Ministro rejeita cautelares alegando que a Corte é forte o suficiente, mesmo quando os ataques visam exatamente derrubá-la

Por Cléber Lourenço, no ICL Notícias
O voto do ministro Luiz Fux no referendo da Petição 14.129 soa como um hino à inércia institucional. Divergindo do relator Alexandre de Moraes, Fux recusou referendar as cautelares impostas a Eduardo Bolsonaro sob a justificativa de que a independência do Supremo Tribunal Federal já estaria garantida, prescindindo, portanto, de medidas adicionais para ser preservada. Um argumento que transforma a autodefesa institucional em mito confortável — e perigosamente ilusório.
É nesse ponto que reside a contradição fundamental: as ameaças descritas pela Polícia Federal têm justamente como objetivo minar a robustez que Fux trata como inabalável. É como se dissesse que, por já ter sobrevivido a tentativas anteriores, a democracia pode abrir mão de reagir a novos golpes. Mas democracia e independência judicial não são mágicas autossustentáveis. São conquistas frágeis, que exigem vigilância, reação e reforços constantes para não sucumbirem diante de ataques calculados.

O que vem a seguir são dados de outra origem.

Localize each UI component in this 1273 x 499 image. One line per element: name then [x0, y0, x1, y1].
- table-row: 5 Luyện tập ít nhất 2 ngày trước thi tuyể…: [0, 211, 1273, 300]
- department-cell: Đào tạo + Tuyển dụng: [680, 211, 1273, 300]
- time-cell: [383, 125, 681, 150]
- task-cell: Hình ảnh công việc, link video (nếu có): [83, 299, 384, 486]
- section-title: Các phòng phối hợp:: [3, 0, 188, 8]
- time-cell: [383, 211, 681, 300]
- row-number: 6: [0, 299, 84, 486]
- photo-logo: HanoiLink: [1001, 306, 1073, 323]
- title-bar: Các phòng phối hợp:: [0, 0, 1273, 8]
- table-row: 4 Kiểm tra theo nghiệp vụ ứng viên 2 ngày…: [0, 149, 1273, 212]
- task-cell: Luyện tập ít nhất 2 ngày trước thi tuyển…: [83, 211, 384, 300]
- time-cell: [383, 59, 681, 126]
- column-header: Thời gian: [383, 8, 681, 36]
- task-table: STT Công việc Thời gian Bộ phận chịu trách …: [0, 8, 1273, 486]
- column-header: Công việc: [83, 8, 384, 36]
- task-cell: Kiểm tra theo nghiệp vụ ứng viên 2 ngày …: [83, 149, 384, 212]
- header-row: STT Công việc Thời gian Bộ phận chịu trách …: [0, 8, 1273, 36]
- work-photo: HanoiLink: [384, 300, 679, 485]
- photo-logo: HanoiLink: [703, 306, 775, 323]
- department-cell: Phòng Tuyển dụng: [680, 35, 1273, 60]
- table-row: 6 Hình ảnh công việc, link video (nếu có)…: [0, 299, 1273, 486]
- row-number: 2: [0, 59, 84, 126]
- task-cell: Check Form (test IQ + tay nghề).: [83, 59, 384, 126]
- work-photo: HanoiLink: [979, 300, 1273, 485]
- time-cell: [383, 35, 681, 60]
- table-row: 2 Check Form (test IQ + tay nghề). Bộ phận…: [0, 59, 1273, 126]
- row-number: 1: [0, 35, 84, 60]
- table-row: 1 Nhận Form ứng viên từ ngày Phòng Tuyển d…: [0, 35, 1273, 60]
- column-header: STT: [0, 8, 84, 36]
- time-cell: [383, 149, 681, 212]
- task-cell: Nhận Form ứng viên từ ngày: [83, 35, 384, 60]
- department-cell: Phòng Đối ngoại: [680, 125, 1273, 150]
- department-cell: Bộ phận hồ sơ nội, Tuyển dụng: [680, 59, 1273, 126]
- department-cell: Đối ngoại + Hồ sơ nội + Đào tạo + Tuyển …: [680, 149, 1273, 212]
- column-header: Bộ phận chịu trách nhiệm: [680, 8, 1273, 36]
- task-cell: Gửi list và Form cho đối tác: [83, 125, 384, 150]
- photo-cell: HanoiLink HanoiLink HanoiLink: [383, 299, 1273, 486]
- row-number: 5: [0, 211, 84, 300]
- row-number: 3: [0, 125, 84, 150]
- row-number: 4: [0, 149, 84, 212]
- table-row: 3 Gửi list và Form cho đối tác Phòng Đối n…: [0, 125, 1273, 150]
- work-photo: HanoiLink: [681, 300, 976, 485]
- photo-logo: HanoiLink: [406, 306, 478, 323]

O ministro vai além e classifica como “abstratas” as articulações políticas e econômicas para sabotar um processo penal em andamento — mesmo sabendo que a instrução já havia sido encerrada e que as manobras descritas visavam diretamente a credibilidade do Judiciário. Em vez de se debruçar com seriedade sobre os indícios reunidos por Moraes, Fux escolhe minimizá-los, rebaixando-os a meras conjecturas, como se a Corte não estivesse há anos sob cerco aberto e sistemático.
Essa postura formalista, que Fux apresenta como virtude, é perigosa em tempos de tensão institucional explícita. Sua mensagem, lida no contexto atual, parece dizer mais sobre complacência do que sobre firmeza: o Supremo prefere confiar em sua reputação do passado em vez de agir com vigor no presente para se proteger. Para os adversários da Corte, isso pode soar como um convite para testar os limites ainda mais. Afinal, cada vez que a instituição recua, mais ousados se tornam os ataques contra ela.
A independência do STF não é um escudo encantado, tampouco uma dádiva permanente. Ela existe porque decisões firmes e mecanismos preventivos a sustentam. Ao rejeitar medidas cautelares em nome de uma confiança ingênua — ou convenientemente otimista — na força institucional, Fux enfraquece aquilo que finge estar protegendo. Para alguém de sua trajetória, é uma contradição difícil de explicar e um erro estratégico que se assemelha a rendição disfarçada.
Não se pode subestimar o efeito simbólico de uma decisão dessas. Em um cenário em que forças políticas se organizam para testar os limites do Supremo a cada oportunidade, um recuo não é apenas um erro tático — é um estímulo claro aos que tramam contra a integridade do tribunal. Cada recuo institucional sinaliza que a Corte está disposta a tolerar mais uma provocação, alimentando um ciclo de intimidações cada vez mais sofisticadas.
Além disso, ao tratar ameaças bem articuladas como meras abstrações, o ministro ignora um ponto essencial da dinâmica política contemporânea: as investidas contra instituições raramente se apresentam de forma explícita. São ações discretas, coordenadas, construídas para parecer inofensivas, mas que têm efeitos corrosivos de longo prazo. Fingir que não há risco por falta de violência imediata é fechar os olhos para a essência das táticas de desestabilização institucional.
A democracia só sobrevive porque reage, ainda que preventivamente, a cada tentativa de golpe. O STF também só continuará independente se não hesitar em defender sua autonomia com coragem e convicção. O voto de Fux ignora essa lição elementar e, com um otimismo quase cínico, abre caminho para que o Judiciário seja lentamente minado por dentro — enquanto ele pede, basicamente, que todos fiquem sentados confiando que nada vai acontecer. É uma lição perigosa, sobretudo para quem acredita que instituições sobrevivem por inércia, e não por escolhas conscientes de defesa ativa.
Ao sustentar que as medidas cautelares eram desnecessárias porque a independência judicial já estaria garantida e demonstrada, o voto de Luiz Fux comete um equívoco: parte de uma confiança excessiva na robustez institucional da Corte e ignora que ameaças externas têm como meta justamente fragilizar essa robustez. O argumento, levado ao extremo, seria análogo a dizer que, como a democracia brasileira já se mostrou resistente a ataques, não há por que reagir a novas tentativas de golpe.